“Over the past year in our country, killings have become part of our ordinary lives. It is becoming more and more apparent that as a country, we have chosen the path of death than that of life,” the Christian leaders say in their petitions. 

“It is clear that we no longer see in each other the God in whose image we have been created,” they say, adding that dwellers of Africa’s only absolute monarchy “have taken God’s place as creator deciding on the lives of others.”

The Christian leaders further say that the Emaswati have rejected God as the Father “as we no longer see each other as brothers and sisters, but have chosen the ‘blame game’ labelling others as adversaries, terrorists, enemies.”
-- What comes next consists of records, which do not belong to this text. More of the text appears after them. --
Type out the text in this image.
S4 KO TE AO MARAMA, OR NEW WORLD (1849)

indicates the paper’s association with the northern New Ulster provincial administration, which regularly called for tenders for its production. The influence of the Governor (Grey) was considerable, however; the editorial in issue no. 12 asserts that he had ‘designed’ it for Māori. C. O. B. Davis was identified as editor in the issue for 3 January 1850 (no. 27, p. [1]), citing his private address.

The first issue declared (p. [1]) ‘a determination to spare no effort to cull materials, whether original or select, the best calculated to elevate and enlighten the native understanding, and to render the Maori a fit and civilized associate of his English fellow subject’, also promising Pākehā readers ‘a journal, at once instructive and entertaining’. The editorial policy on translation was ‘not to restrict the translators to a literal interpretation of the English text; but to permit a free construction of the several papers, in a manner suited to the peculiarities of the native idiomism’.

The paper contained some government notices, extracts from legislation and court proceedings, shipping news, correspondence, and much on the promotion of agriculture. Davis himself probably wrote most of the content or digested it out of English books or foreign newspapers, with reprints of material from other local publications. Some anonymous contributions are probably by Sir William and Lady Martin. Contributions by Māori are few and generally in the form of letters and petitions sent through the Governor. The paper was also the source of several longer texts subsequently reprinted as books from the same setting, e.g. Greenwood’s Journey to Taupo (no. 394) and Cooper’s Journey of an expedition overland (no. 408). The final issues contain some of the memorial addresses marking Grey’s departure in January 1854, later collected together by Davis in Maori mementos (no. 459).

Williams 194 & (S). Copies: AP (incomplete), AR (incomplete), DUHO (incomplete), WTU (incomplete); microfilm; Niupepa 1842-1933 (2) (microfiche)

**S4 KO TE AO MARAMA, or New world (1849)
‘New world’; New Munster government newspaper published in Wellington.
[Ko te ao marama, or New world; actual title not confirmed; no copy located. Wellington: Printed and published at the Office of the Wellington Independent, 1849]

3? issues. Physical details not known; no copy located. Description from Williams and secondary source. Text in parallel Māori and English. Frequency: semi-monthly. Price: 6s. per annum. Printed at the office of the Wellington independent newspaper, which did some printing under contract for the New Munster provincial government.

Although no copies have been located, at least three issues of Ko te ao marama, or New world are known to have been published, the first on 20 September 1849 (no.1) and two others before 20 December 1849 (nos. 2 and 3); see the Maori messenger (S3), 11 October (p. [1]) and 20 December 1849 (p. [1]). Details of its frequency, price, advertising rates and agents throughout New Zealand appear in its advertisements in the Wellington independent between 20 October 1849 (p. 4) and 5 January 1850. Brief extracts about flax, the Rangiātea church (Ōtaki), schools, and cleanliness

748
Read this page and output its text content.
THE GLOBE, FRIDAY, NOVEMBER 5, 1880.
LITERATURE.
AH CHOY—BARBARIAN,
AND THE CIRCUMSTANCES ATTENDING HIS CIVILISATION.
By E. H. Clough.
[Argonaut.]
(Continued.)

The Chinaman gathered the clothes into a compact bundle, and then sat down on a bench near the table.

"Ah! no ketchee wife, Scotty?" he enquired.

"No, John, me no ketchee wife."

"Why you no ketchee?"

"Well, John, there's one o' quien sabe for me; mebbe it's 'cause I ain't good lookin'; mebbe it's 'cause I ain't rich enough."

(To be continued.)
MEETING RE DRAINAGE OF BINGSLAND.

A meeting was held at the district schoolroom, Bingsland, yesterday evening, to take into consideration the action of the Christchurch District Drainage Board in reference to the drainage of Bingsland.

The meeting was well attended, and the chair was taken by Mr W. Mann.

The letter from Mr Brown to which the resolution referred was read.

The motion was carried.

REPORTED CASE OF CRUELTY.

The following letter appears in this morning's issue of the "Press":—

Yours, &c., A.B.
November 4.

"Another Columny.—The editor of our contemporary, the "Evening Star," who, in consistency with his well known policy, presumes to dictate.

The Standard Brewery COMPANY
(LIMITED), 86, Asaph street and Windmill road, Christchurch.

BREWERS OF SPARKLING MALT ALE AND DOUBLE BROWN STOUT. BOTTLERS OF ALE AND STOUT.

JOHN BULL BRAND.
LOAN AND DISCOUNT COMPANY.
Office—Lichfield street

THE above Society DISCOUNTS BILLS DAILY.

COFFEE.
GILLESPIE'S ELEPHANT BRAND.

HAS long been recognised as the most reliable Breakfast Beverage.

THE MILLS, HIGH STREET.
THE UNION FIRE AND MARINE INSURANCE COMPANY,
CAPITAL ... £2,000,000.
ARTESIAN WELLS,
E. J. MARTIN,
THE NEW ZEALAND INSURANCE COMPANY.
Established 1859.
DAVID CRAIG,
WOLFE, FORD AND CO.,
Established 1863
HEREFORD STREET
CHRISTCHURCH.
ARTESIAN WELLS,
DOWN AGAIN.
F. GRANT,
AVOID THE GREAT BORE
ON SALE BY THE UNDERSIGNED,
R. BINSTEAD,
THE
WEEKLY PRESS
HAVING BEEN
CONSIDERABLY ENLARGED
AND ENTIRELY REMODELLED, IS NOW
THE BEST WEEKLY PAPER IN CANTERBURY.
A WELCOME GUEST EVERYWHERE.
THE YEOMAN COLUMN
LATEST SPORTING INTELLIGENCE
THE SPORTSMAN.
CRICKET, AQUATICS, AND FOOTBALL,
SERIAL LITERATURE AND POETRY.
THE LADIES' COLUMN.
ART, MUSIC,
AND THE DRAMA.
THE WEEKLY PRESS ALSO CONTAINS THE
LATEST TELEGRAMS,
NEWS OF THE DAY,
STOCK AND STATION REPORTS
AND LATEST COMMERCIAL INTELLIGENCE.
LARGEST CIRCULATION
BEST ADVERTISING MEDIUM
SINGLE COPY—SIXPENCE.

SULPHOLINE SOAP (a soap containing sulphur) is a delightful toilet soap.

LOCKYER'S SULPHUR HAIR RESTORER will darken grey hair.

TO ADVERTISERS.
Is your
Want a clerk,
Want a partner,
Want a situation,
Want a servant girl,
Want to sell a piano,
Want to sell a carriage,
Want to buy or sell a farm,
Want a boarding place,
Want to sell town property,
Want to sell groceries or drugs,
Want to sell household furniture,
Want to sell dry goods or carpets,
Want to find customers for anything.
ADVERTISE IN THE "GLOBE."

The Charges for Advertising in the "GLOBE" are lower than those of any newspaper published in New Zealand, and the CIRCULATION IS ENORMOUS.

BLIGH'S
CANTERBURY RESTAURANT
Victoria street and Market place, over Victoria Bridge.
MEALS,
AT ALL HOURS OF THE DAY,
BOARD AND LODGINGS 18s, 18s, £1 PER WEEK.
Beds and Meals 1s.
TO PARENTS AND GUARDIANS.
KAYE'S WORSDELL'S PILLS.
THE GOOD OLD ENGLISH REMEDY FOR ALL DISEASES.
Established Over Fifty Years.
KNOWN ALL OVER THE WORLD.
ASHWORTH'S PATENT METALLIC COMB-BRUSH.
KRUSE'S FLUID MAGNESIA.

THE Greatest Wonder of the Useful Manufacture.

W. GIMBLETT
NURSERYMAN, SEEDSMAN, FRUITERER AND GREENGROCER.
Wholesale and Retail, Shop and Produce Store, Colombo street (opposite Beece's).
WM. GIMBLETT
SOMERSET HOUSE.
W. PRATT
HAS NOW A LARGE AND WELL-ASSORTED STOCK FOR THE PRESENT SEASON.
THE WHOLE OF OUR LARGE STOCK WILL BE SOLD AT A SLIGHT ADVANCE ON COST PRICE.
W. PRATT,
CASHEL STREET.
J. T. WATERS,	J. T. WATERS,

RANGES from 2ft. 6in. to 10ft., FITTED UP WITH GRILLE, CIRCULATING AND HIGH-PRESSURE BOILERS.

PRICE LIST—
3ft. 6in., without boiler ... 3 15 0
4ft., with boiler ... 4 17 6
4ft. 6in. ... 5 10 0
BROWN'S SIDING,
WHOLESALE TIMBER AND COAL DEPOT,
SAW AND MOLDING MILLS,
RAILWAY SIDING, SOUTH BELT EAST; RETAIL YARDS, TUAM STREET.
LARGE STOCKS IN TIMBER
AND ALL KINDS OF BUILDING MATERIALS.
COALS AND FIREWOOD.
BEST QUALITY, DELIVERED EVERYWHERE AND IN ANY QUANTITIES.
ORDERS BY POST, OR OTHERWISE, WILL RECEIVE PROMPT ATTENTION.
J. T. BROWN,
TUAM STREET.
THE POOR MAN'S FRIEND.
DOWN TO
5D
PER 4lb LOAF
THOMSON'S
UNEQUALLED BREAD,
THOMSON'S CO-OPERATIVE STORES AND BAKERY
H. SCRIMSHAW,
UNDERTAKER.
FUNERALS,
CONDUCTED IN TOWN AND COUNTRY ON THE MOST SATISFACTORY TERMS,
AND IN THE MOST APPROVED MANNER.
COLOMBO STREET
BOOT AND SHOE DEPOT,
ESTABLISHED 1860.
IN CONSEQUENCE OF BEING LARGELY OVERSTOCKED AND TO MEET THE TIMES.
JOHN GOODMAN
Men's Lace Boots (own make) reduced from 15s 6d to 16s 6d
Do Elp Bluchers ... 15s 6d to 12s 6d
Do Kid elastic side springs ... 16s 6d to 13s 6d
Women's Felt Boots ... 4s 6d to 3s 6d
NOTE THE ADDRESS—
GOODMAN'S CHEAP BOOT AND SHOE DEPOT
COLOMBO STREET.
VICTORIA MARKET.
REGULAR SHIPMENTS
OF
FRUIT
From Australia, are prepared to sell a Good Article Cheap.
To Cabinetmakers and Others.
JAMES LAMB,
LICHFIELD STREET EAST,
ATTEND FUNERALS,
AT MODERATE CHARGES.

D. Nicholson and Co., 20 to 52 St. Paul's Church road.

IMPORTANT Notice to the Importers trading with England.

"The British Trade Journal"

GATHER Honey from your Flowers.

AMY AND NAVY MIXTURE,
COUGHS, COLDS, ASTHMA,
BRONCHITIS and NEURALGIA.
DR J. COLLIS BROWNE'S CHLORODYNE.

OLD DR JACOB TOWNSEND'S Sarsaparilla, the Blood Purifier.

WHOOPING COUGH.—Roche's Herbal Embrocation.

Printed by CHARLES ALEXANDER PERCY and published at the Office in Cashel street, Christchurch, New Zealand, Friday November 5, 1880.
The officials of the Christian organizations condemn “all that which constitutes a violation of human integrity and everything that offends human dignity.”

“We denounce all crimes committed in the name of the security of the State as if the State were absolute and not at the service of the people," they say. 

The Christian leaders are concerned that the Southern African Kingdom seems to be living in the deception that the nation has returned to normal after pro-democracy protests rocked the State last year.

The anger of many people, “particularly the youth who see no answer to their frustration and no spaces to voice them” has been ignored, they lament.

“They (youth) feel that some are full citizens but others second class ones. Some seem to have access to every opportunity in the country and the rest to the leftovers," the Christian leaders in Eswatini add.

In their restlessness, Emaswati youth can be easily deceived by those who offer them violence as the only possible solution, the faith-based leaders say.

With the national dialogue that was announced last year yet to take place, the Christian leaders say that they find regrettable that problems in the Southern African kingdom remain unresolved.